Red Oak is a porous wood. White Oak is not. You didn't say which one it is. With what you've already done, clean the BLO off with mineral spirits. If anything use plain mineral oil.












 





.
.


----------



## jack warner (Oct 15, 2010)

there are over 600 species of oak and although whgite oak is a little more dence, with a tighter grain there are several white oak species that are very pouris. one that comes to mind is chestnut oak.
anyway...i wouldnt use thinners on something your gonna cut food on. i use 100% tung oil on cutting boards, although you have to wait a couple of weeks in between coats for drying.


----------



## Longknife (Oct 25, 2010)

First of all, the oil which is not drawn into the wood after 20 minutes should be wiped off otherwise you will have that "gummy" effect. Repeat with new oiling/wiping until there are no dry spots anymore.

Boiled linseed oil will have less ability to penetrate the wood than raw oil. The boiling make the molecules larger. The benefit of boiled oil is that it dries must faster.

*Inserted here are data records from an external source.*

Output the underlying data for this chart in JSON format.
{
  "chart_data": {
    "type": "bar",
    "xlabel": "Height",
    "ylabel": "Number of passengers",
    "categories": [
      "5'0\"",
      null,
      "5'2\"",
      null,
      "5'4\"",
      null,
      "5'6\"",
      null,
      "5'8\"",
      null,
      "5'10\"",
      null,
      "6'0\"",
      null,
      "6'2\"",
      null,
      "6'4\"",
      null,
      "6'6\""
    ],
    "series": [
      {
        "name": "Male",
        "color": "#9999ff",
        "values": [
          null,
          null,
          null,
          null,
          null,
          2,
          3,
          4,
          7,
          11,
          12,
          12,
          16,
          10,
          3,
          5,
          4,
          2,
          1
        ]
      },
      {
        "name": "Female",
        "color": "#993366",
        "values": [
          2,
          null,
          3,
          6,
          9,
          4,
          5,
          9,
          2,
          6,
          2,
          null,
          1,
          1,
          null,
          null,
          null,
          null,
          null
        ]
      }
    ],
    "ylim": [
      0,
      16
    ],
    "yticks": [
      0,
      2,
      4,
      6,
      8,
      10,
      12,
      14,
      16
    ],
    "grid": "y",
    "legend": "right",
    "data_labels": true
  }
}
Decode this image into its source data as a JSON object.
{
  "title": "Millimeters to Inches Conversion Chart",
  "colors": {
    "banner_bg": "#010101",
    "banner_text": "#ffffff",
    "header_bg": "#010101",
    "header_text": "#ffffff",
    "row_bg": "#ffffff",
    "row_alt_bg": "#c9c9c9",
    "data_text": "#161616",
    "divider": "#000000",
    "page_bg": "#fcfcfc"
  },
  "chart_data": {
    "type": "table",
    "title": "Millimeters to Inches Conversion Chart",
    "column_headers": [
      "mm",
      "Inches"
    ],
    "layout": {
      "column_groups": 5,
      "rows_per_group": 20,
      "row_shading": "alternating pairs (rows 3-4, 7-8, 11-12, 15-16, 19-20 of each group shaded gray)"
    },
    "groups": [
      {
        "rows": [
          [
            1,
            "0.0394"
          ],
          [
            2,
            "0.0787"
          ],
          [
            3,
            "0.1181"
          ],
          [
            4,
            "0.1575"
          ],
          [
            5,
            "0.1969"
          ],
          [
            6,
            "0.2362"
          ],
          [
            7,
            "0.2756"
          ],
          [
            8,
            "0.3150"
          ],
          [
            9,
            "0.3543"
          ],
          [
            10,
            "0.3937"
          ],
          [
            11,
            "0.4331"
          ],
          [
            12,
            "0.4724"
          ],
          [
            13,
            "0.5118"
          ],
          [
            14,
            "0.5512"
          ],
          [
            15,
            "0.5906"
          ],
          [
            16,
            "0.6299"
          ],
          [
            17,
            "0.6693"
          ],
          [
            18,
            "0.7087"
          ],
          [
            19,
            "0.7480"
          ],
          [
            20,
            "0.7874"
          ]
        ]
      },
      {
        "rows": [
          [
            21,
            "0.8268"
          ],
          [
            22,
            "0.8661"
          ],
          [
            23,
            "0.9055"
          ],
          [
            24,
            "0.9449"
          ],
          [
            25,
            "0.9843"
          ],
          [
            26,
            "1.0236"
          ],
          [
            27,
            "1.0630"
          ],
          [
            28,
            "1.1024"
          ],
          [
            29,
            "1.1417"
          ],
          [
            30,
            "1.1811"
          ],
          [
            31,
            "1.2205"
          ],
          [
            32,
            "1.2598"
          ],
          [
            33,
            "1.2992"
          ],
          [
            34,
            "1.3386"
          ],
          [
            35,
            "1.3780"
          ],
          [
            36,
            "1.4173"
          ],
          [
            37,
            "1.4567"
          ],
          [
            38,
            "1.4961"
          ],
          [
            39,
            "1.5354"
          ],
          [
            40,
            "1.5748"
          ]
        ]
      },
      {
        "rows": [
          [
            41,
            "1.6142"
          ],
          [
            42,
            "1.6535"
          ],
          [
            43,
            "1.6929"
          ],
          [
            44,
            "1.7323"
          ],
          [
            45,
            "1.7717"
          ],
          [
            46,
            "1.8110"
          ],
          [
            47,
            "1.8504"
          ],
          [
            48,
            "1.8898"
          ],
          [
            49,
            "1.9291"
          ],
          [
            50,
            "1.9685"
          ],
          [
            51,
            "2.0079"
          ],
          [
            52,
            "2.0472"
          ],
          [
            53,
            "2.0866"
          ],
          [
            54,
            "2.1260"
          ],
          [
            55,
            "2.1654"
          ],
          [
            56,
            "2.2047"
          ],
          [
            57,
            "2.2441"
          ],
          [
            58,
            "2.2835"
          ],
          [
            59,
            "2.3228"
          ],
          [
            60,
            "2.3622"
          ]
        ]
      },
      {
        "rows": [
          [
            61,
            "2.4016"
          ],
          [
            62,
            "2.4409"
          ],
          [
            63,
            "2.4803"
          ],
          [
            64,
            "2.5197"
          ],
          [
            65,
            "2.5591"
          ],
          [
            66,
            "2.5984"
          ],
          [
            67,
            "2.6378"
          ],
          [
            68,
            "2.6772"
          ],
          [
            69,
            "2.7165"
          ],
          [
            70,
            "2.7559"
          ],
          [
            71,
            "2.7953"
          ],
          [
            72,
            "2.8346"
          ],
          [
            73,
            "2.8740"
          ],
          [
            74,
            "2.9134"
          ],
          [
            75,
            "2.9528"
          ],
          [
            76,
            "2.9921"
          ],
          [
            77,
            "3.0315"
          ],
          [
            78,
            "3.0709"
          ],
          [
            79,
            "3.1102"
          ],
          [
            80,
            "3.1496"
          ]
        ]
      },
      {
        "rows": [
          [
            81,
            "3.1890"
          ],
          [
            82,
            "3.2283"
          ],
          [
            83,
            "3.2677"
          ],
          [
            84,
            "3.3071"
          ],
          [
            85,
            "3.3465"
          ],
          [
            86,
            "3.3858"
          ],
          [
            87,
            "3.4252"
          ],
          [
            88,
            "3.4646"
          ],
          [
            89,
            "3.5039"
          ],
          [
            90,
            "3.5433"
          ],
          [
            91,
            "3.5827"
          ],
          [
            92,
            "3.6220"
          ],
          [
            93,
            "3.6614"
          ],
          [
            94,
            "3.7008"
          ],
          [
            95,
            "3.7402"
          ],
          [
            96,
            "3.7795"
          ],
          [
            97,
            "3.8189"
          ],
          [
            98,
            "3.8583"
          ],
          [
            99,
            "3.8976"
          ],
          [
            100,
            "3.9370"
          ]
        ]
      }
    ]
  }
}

In general linseed oil is not suitable for items that are in contact with food. It will get the food a bad taste. Instead I use liquid paraffin for such items.

Also remember to dispose of your wiping rags in a safe way. Linseed oil is likely to self-combustion.


----------



## woodmeistro (Jul 9, 2010)

Thanks, I will try cleaning the sticky stuff off with MS and then go with mileral oil. Red oak was used because it was FREE, I acquired about 40 peices of 6/4 x 6'' x 6' a while back and am glad to use it up. I did let the first coat set for about 3-4 days and the second has been sitting now for well over a week. thanks again for the input


----------



## TimPa (Jan 27, 2010)

as cman said, mineral oil is the best choice for food prep wood finish. i wouldn't worry about the oak, studies find that the food handling is 99.9% responsible for the cutting board safety. and, the high quality cutting boards are end grain on the cutting surface, how much more porous can you get from a piece of wood.

http://faculty.vetmed.ucdavis.edu/faculty/docliver/Research/cuttingboard.htm


----------



## jack warner (Oct 15, 2010)

very interesting read tim thanx, although i have never seen and end grain cutting board


----------



## Wood4Fun (Aug 29, 2008)

jack warner said:


> very interesting read tim thanx, although i have never seen and end grain cutting board


oh, I bet you have and just didn't think about it. Most professional cutting boards are end grain.

Here is a picture of one (of 12) I made for Christmas gifts last year...


----------



## jack warner (Oct 15, 2010)

that is very posible. i did a google search on pro cutting boards and didnt see any.
but thats a purdy one you have there


----------